Sulfur Deficiency Symptoms
We’ve already established that without Sulfur in your soil, your turf will be lacking in amino acids, proteins, enzymes, and vitamins. Obviously, without these building blocks, plants will suffer and die.
Sulfur deficiencies will be more likely in sandy soils with a low organic matter component and have high rainfall conditions.
Less than 2% is considered a low OM for turf.
It’s important to note that deficiencies can occur even in high organic matter soils if the mineralization process isn’t rapid enough to meet the plants’ requirements.
As Sulfur is fixed into a plant, the deficiency symptoms can become quite striking. The first sign of deficiency is paleness in the younger foliage. As this paleness is common in young and older foliage, it becomes harder to notice. It can lead to a misdiagnosis of a nitrogen deficiency. However, it’s important to note that if there is a nitrogen deficiency, the symptoms will start to appear on the older leaves first.
Another sign would be a lightening leaf vein color similar to the surrounding tissue. You may also note that plant growth is small and stunted.
Sulfur deficiencies may occur when the following factors affect its availability:
- Sand: As Sulfur is leachable and that sandy soils are generally low in OM, sandy soils will be more deficient in Sulfur.
- Low Soil Organic Matter: The amount of organic matter in your soil acts as a reservoir for Sulfur. The lower the OM, the lower the levels of Sulfur will be.
- Soil Temperature: Cold soil will cause a slowing of the mineralization process.
- Drainage: Poor drainage causes saturated soil. The waterlogged soil will hinder the microbial process as it reduces the oxygen levels in the ground.
Sulfur Toxicity
Sulfur toxicity rarely occurs. Excessive applications of Sulfur primarily result in a depression of soil pH and an increase in problems that follow with a pH decrease.
Sulfur Sources
Many products are available to help superintendents manage and prevent any sulfur deficiencies. Plants can readily take up Sulfur in the sulfate form. It’s immediately available to help develop the roots and get your plants off to a faster start. Monitoring your soil’s general health is a good management tool to help maintain balance in the soil.
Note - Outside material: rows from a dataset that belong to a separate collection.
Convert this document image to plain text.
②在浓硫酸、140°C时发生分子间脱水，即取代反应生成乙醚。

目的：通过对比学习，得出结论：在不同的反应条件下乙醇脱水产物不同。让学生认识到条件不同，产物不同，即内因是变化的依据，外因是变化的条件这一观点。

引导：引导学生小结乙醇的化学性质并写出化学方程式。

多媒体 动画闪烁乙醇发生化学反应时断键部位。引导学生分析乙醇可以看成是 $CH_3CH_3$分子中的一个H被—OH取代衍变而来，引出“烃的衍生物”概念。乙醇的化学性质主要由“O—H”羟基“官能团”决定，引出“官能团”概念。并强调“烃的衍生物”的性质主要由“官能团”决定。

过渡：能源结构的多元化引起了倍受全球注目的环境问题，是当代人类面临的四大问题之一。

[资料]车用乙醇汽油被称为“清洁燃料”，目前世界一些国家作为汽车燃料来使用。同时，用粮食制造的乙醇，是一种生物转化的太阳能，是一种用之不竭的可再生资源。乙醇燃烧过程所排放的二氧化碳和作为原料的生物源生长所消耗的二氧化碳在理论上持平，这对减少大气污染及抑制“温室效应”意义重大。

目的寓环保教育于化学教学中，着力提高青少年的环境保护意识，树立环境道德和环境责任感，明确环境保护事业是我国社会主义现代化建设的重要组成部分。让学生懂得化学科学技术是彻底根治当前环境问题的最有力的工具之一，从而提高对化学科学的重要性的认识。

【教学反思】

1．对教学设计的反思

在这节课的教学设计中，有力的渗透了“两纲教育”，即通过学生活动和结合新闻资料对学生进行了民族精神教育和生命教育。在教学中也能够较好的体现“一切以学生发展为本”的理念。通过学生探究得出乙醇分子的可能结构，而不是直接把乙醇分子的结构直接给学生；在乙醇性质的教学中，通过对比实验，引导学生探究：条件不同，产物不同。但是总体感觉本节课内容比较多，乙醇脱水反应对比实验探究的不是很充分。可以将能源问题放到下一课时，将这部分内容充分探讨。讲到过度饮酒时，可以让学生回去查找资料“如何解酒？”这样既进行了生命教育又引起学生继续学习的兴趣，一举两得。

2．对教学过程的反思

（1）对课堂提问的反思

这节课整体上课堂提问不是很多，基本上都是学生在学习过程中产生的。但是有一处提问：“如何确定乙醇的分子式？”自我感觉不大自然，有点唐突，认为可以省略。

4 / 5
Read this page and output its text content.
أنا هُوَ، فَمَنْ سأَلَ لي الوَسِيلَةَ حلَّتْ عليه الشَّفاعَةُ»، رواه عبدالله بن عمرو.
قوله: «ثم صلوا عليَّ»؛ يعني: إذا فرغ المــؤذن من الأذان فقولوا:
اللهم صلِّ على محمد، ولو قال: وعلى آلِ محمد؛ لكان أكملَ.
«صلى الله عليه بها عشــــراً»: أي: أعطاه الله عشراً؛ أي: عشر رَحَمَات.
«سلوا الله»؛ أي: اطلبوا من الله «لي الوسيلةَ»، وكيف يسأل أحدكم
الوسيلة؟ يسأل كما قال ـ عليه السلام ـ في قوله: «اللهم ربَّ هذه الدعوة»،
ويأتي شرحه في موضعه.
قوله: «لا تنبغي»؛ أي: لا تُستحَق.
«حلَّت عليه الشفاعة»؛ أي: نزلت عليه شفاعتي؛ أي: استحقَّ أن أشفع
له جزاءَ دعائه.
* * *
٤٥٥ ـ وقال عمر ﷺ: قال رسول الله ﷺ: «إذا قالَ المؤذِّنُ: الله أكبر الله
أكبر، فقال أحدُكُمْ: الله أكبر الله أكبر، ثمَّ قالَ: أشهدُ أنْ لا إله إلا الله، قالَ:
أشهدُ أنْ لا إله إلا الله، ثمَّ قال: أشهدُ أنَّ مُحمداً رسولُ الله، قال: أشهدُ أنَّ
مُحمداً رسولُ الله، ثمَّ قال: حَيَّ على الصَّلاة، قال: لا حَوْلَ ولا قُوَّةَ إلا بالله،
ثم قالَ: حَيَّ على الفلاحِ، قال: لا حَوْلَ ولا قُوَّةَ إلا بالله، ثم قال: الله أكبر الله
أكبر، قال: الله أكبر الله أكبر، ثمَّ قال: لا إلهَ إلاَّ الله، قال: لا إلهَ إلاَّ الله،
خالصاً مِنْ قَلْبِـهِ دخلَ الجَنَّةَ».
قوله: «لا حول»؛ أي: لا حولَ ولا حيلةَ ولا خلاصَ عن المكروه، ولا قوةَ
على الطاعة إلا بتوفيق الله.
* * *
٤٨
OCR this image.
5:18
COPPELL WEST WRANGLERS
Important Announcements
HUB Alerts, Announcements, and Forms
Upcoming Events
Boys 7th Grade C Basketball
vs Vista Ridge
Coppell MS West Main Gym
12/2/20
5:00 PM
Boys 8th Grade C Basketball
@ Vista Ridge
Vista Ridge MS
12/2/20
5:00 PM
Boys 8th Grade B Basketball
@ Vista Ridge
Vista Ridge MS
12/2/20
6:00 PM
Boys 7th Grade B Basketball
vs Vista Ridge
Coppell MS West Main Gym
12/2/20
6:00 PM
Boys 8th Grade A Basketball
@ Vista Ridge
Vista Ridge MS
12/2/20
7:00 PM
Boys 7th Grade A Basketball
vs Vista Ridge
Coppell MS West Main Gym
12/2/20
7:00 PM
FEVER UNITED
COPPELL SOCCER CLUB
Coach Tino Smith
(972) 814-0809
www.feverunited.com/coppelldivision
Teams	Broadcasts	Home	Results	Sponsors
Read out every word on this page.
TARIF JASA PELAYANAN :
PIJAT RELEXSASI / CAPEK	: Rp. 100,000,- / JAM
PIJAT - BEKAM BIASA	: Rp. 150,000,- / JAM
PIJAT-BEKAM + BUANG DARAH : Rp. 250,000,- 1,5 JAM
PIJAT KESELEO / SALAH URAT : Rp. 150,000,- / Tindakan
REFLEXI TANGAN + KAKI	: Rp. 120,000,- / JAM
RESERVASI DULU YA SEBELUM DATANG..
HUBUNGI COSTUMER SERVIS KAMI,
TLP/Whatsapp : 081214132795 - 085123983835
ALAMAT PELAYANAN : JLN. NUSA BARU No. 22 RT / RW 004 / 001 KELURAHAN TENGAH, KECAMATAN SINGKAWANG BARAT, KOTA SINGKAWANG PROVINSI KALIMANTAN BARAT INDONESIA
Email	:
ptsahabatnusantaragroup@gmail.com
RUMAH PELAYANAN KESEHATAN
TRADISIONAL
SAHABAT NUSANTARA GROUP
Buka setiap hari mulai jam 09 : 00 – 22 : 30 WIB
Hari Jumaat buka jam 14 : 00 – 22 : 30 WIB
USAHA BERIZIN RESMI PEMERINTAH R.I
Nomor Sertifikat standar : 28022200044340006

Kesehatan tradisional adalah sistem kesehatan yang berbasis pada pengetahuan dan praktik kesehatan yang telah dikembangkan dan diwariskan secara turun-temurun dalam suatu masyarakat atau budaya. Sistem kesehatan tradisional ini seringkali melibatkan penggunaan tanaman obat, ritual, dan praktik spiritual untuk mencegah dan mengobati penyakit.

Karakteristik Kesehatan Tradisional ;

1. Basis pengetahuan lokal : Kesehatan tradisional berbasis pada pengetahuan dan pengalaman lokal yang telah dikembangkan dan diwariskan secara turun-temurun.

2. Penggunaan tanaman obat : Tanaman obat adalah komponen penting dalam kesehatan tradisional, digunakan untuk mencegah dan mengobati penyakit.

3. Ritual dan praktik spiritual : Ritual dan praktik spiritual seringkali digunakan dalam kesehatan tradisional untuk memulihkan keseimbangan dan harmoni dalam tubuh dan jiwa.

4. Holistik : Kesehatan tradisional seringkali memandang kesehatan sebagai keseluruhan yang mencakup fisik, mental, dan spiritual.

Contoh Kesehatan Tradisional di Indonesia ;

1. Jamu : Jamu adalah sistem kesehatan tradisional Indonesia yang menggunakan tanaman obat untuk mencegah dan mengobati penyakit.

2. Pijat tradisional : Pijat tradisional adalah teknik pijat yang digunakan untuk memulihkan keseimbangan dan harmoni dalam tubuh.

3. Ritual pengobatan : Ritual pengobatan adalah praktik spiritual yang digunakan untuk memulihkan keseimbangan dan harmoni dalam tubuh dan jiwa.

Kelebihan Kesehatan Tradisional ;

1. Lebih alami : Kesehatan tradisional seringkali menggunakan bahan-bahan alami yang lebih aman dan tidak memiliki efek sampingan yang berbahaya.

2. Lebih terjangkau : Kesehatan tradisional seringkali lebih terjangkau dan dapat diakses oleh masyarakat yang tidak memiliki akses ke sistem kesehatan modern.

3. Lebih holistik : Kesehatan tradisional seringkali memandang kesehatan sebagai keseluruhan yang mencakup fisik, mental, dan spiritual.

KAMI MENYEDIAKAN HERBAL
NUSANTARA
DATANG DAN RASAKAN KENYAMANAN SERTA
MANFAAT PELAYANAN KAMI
Choosing the Most Efficient Method of Sulfur Management
I cannot stress this enough; plant, soil, and water analysis are vital methods to maintain turf health, even more so for analyzing the amount of Sulfur and its ratio to other anions in the soil. Doing more frequent monitoring of plant tissue, soil, and water will allow you to be proactive to seasonal changes and more efficient with your applications.
Correcting any nutrient problem is difficult, but it becomes easier when you understand how they behave throughout the year. It’s hard to fix issues if you don’t know what they are in the first place. Regular testing gives you reliable data to make the best choices for your turf.